Andrew Smith made the acquaintance of the Ford family in 1821 when he was visiting farmers, urging them to provide him with specimens of interest. Young George Ford was suffering from a broken hip inflicted by a cow, an injury which left him permanently crippled, prompting Smith to take him back to Cape Town. While convalescing there he was encouraged to paint and draw Smith's specimens. He proved to be so proficient that in 1825 Smith recommended him to the newly founded South African Museum in Cape Town, and later seconded him to the 1834–36 "Expedition for Exploring Central Africa". A report on this expedition was Illustrations of the zoology of South Africa, consisting chiefly of figures and descriptions of the objects of natural history collected during an expedition into the interior of South Africa, in the years 1834, 1835, and 1836.

When Smith returned to England in 1837, Ford accompanied him and soon found recognition for the quality of his work. He was employed at the British Museum and worked there with Smith who was finally driven away by the discomfort of the Bloomsbury semi-basement. Ford continued working under John Edward Gray, assistant to the Keeper of Zoology. Because of chronic backache, Ford eventually worked from the Surbiton home of Albert Günther who was to succeed Gray in 1875.
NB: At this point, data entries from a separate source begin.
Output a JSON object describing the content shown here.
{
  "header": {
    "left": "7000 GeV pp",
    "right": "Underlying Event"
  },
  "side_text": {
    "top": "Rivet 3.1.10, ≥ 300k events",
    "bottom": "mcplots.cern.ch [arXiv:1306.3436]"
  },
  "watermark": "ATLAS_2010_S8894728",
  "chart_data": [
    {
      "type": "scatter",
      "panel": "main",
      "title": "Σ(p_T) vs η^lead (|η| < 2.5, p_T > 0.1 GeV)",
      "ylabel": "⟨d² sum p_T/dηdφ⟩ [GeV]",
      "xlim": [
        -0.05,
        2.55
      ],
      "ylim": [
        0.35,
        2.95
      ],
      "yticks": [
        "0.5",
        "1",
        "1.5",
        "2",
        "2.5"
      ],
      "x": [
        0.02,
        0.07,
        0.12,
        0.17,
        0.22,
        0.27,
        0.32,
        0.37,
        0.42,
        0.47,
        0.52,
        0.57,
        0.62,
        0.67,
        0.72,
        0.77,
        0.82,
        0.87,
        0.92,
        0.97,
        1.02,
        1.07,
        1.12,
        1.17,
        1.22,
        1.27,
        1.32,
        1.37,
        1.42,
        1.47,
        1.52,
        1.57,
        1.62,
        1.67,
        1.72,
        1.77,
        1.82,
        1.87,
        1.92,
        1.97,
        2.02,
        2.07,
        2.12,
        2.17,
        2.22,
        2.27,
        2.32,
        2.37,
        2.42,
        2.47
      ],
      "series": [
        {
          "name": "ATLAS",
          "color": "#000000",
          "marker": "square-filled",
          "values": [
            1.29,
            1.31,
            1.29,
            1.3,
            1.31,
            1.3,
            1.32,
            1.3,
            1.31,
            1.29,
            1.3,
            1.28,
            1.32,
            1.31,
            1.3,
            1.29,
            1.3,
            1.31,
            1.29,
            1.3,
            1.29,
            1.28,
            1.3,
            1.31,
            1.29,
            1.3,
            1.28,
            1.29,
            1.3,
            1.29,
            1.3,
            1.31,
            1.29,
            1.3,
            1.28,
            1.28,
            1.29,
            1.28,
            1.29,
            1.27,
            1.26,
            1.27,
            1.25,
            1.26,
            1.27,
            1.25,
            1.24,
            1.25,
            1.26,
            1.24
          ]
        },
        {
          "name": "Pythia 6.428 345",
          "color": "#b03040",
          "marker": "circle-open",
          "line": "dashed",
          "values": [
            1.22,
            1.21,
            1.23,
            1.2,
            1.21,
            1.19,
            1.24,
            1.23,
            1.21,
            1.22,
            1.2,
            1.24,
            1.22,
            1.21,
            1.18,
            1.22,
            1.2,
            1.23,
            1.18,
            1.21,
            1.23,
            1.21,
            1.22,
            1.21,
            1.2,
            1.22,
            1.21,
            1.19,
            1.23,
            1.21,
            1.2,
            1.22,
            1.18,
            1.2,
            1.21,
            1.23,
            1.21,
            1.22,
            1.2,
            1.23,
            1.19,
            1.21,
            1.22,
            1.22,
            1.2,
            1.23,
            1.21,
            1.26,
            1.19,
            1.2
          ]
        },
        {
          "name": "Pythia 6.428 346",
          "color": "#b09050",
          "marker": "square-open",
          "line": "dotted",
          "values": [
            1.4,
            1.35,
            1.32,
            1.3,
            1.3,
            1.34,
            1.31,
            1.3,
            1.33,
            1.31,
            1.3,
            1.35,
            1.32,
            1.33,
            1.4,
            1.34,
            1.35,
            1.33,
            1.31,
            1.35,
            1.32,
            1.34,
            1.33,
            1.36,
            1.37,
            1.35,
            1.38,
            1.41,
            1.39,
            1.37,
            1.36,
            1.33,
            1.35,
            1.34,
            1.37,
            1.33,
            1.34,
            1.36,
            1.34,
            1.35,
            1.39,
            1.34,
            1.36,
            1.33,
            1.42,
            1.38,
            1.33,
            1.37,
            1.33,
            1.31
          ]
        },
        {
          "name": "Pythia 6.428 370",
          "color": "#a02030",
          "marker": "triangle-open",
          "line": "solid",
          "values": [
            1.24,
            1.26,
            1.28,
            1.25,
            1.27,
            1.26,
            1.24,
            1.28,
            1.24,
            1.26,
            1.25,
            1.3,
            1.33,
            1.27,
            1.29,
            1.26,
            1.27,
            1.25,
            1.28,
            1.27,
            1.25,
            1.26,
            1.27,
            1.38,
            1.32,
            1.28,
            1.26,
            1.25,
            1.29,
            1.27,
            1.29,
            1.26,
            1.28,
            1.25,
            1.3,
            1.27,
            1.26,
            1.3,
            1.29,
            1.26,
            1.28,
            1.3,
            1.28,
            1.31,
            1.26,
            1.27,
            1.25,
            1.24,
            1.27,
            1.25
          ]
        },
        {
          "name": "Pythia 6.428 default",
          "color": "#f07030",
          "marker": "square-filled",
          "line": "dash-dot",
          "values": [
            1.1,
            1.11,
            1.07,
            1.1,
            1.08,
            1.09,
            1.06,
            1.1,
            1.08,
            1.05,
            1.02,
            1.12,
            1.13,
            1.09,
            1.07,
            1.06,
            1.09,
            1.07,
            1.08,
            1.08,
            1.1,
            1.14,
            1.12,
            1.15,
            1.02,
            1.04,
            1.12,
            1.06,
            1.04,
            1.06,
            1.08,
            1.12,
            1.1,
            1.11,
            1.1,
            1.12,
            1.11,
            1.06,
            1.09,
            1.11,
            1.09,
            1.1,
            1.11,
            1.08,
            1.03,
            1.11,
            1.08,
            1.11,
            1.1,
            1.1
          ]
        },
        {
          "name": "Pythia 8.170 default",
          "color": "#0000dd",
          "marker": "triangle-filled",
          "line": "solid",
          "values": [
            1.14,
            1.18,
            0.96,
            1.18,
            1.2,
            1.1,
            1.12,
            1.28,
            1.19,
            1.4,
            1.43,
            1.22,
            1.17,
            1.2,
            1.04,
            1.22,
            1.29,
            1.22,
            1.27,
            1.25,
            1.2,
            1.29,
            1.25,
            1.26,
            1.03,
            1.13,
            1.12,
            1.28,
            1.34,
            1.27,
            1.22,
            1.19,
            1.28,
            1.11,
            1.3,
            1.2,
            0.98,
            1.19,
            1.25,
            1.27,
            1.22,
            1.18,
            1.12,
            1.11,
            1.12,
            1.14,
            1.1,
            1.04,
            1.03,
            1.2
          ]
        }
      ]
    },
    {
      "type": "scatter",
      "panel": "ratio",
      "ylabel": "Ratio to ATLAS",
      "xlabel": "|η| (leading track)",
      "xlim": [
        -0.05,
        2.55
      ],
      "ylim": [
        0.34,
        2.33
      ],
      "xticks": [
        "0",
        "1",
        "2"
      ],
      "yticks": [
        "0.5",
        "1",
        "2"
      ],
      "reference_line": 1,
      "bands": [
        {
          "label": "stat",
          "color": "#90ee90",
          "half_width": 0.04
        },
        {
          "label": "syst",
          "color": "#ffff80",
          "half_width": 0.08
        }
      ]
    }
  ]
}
George Viner Ellis (1812-1900) succeeded to the Chair of Anatomy at University College London in 1850, and became one of the foremost anatomists of his time. This institution, in its first thirty-five years of existence, published a large number of anatomical atlases. Ellis and Ford used the relatively new technique of chromolithography for their imperial folio atlas of fifty-eight plates, Illustrations of Dissections in a Series of Original Coloured Plates the Size of Life. The plates were done between 1863 and 1867, with from four to seven completed each year. These plates are considered clear and accurate, with an aesthetic depiction of the cadavers, printed by the Mintern Bros., and published by James Walton.

Ford is commemorated in the scientific name of a species of Hispaniolan snake, Chilabothrus fordii (Ford's boa).